The team followed the Baltimore students’ math performance through 9th grade and, from grades 6 to 9, tested specific math-related abilities, such as timed computation and decomposition -- i.e. the ability to deduce which numbers in a group add up to a target number. The researchers also assessed students’ general cognitive skills, such as working memory, visual perception and symbol decoding.

When the students hit the 9th grade, the researchers conducted two experiments designed to gauge their mastery of foundational mathematical thinking, namely the “approximate number system," which refers to a person’s ability to understand a number’s magnitude, to see a group of items and estimate how many there are, or simply deduce that one group has more than another.

“Right away, early in the school-age years, it was apparent anecdotally that some of the children had real difficulty with that [estimation] number sense -- but not all of them,” Mazzocco said to Education Week.
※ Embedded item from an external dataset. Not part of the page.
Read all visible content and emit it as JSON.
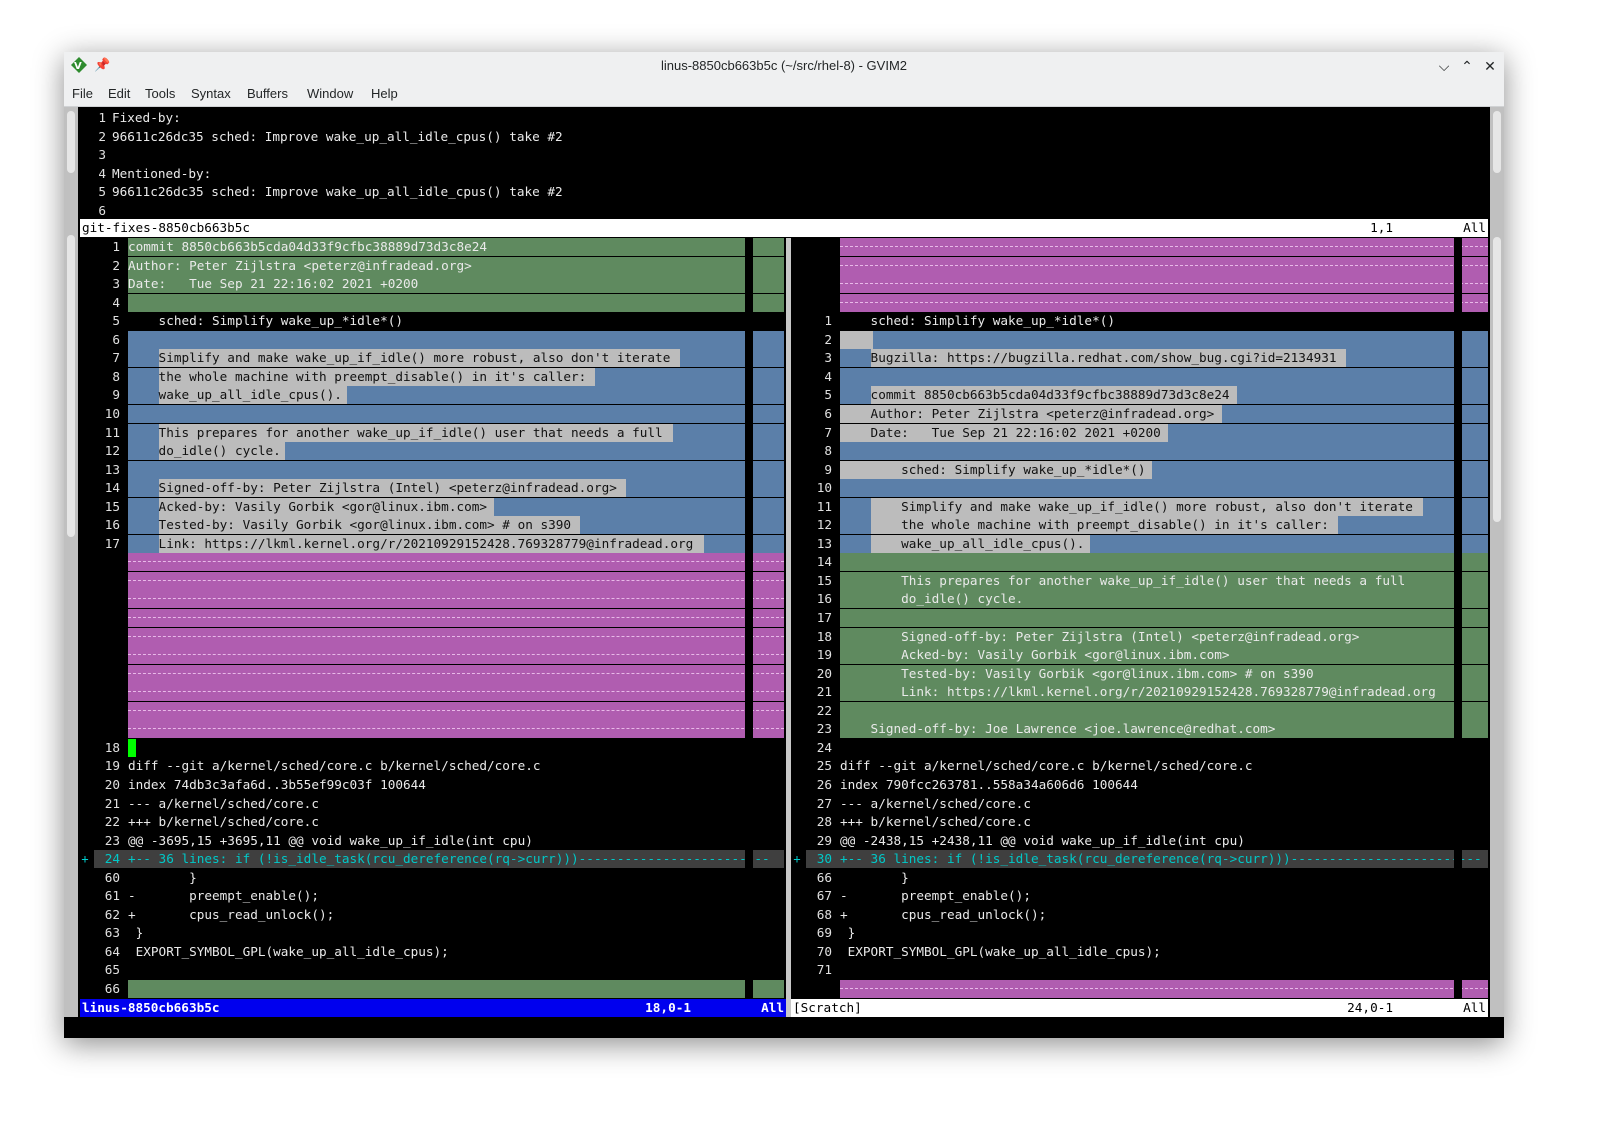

The new experiments asked a representative 71 Baltimore students to complete a number naming and number discrimination task. The researchers then compared the performance of four groups: average math students, high-performers in the top 10 percent, students performing in the bottom 10 percent to 25 percent, and, finally, the bottom 10 percent, identified as having dyscalculia.

Mazzocco found students with dyscalculia were significantly worse at estimating than other students, with precision levels of a toddler or preschooler.

Her findings are in line with an emerging body of research in neuroscience and cognitive science.

Although math-learning disability affects about 5 percent to 8 percent of school-age children nationwide -- about as many affected by dyslexia -- research on the reading disability has for decades stunted studies of math disabilities by 20 to 1, say experts.

The recent spotlight on U.S. competitiveness in the STEM subject areas may help account for the new interest in math learning disabilities.

“Historically, there just hasn’t been as much focus in society on math difficulties as in reading,” Mazzocco said. “It’s exciting that it’s shifting a bit.”

The Kennedy Krieger Institute's findings -- which reveal that a weak sense of numbers is not the only potential source of math difficulties -- reinforce that a "one size fits all" approach to education may not be adequate for children who struggle with math.

“A key message for parents and teachers is that children vary in the precision of their intuitive sense of numbers. We might take for granted that every child perceives numbers with roughly comparable precision, but this assumption would be false. Some students may need more practice, or different kinds of practice, to develop this number sense,” said Mazzocco in an announcement.

“At the same time, if a child is struggling with mathematics at school, we should not assume that the child’s difficulty is tied to a poor number sense; this is just one possibility.”